Atendiendo su petición, preparé el equipo necesario y, me encaminé al lugar del siniestro.
El espectáculo que contemplaron mis ojos jamás podré olvidarlo.
Entre alaridos espeluznantes, cadáveres destrozados y horripilantes escenas de hombres y mujeres mutilados, soporté impotente, inmerso en una atmósfera indescriptible de angustia y pavor, aquella dantesca estampida de seres desesperados en busca de auxilio.
Con las manos temblorosas y sin apenas fuerzas para mantenerme erguido, apoyé mi cuerpo sobre los restos de un muro a medio derribar y, desde allí, sin moverme, pude conseguir varias fotografías que una vez reveladas entregué a D. Luís.
– Nunca olvidaré el favor que me ha hecho –prometió.
Y es que D. Luís también era generoso, o al menos, eso creía yo.

Marcos, su hijo, siempre fue un chico avispado y ágil de mente. Desde muy pequeño se le adivinaban los extraordinarios atributos con que estaba facultado para triunfar en la vida. Había heredado de su padre la locuacidad en la expresión y el porte de elegancia que lo distinguía. Pero a diferencia de aquel, poseía una genuina simpatía de la que D. Luís carecía.
Joven inteligente, de mirada clara, jovial en el trato y conversador ameno.
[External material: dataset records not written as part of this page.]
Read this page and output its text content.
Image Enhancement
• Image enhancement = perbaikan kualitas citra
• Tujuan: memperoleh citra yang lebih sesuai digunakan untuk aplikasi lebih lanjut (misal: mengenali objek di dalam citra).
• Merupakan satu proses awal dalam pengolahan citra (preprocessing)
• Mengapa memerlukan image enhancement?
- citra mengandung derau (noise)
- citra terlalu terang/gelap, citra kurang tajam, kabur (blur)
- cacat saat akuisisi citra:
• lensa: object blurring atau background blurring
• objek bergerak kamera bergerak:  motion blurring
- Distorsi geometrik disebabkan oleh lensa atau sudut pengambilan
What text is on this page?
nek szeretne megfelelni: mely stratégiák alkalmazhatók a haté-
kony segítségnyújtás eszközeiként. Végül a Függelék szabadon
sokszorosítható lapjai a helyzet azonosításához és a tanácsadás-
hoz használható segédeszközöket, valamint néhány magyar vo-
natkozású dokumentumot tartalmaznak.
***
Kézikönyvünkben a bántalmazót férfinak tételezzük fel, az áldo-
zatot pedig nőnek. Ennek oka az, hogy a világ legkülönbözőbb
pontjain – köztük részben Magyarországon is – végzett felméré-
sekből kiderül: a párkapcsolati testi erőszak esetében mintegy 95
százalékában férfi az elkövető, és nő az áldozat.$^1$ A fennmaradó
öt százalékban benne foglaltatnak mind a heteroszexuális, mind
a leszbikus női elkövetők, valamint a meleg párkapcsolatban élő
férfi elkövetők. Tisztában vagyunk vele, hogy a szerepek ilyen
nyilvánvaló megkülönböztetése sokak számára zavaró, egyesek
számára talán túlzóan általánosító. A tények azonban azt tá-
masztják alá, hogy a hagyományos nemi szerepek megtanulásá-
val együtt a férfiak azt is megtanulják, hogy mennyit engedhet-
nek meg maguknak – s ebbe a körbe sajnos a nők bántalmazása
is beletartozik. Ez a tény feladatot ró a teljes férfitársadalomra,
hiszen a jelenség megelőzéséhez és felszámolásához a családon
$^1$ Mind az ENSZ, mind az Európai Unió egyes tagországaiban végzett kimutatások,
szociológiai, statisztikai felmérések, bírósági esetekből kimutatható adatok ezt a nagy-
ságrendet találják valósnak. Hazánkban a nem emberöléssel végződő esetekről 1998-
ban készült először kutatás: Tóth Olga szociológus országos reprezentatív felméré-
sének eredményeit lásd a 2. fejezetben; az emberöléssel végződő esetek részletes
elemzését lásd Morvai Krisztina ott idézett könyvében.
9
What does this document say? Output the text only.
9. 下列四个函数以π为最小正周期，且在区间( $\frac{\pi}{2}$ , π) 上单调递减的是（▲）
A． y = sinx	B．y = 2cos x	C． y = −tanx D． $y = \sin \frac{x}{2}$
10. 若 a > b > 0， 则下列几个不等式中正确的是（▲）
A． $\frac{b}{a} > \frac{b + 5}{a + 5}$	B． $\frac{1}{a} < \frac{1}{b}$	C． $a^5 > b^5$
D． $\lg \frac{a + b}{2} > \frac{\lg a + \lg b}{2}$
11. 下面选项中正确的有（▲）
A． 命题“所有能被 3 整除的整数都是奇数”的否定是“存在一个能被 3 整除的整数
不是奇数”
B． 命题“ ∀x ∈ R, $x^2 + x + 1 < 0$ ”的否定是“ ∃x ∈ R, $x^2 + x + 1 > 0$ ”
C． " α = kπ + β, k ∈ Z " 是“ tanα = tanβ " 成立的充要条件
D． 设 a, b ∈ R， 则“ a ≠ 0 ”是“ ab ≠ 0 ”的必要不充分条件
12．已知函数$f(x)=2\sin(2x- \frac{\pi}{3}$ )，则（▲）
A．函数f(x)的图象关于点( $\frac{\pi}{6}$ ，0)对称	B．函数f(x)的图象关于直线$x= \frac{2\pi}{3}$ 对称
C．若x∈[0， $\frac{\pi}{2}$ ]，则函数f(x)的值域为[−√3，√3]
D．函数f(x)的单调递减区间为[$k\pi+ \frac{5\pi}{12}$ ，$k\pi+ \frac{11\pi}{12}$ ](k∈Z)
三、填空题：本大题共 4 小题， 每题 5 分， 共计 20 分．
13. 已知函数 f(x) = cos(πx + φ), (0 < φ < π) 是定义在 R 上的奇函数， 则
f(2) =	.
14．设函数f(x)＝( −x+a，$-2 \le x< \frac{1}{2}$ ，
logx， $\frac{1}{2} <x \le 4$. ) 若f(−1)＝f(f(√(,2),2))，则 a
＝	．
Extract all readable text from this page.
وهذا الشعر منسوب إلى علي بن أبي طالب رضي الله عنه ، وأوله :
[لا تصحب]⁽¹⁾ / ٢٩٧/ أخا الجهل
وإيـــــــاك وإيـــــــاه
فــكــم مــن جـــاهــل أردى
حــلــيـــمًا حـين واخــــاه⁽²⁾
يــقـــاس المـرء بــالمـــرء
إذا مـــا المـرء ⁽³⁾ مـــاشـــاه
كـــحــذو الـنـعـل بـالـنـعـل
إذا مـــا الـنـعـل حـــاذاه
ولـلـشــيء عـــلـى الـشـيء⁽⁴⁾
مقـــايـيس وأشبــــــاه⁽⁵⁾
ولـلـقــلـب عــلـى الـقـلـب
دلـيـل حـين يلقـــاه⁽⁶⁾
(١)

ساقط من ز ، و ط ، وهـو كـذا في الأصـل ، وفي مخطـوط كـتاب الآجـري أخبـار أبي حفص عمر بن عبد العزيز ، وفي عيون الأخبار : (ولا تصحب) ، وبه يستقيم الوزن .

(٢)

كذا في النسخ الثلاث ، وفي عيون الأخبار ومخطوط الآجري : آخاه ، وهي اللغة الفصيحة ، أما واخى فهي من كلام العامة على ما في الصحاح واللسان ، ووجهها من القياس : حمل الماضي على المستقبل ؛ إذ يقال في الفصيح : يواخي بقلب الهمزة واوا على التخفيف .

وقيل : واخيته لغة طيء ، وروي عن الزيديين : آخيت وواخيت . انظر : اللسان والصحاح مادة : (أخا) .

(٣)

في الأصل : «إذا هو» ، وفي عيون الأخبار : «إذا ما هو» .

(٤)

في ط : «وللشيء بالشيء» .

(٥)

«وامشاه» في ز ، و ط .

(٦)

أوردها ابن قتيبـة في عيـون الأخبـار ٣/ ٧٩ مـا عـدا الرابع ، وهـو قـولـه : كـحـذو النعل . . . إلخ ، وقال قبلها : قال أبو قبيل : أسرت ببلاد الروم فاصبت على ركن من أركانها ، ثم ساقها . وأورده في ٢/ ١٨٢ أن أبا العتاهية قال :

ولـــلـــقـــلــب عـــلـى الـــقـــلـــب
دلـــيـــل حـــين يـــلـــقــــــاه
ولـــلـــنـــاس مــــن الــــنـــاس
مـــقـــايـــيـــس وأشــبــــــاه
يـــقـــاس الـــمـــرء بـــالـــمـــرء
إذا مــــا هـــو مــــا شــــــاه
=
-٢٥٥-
Erudito y lector empedernido, su carrera como estudiante estuvo marcada por la brillantez de sus calificaciones y no encontró dificultad alguna para obtener el número uno de su promoción en la Facultad de Ciencias Económicas de la capital, con una tesis sobre La revolución de la economía industrial, que los propios catedráticos, fascinados, no dudaron en juzgar, como:
<< Un magnífico trabajo vanguardista, sobre el aprovechamiento de los recursos naturales >>
Había crecido bajo la celosa tutela de su progenitor, al que profesaba un profundo respeto. Con él, compartía, siempre que sus estudios lo permitían, largas charlas, en las que el patriarca evangelizaba sobre la trayectoria por la que debería caminar en la vida.
-Perseverancia y fuerza de voluntad, Marcos; esas son las claves del éxito.
La vida es un inmenso huerto, en el que sólo los triunfadores obtienen el privilegio de deleitarse con sus frutos. Recuérdalo siempre, hijo mío –apuntillaba.

Con motivo de su graduación, D. Luís invitó a familiares, amigos, y colegas de la prensa, a una cena-homenaje en un acreditado restaurante de la zona. En ella, según advertía la tarjeta conmemorativa, asombraría a todos los asistentes con el obsequio que tenía preparado para su hijo:
¡Una sorpresa monumental a la que había dedicado más de 25 años!
Conociéndolo, resultaba difícil pensar que se tratara de una burla, pues nadie lo había visto jamás gastar broma alguna.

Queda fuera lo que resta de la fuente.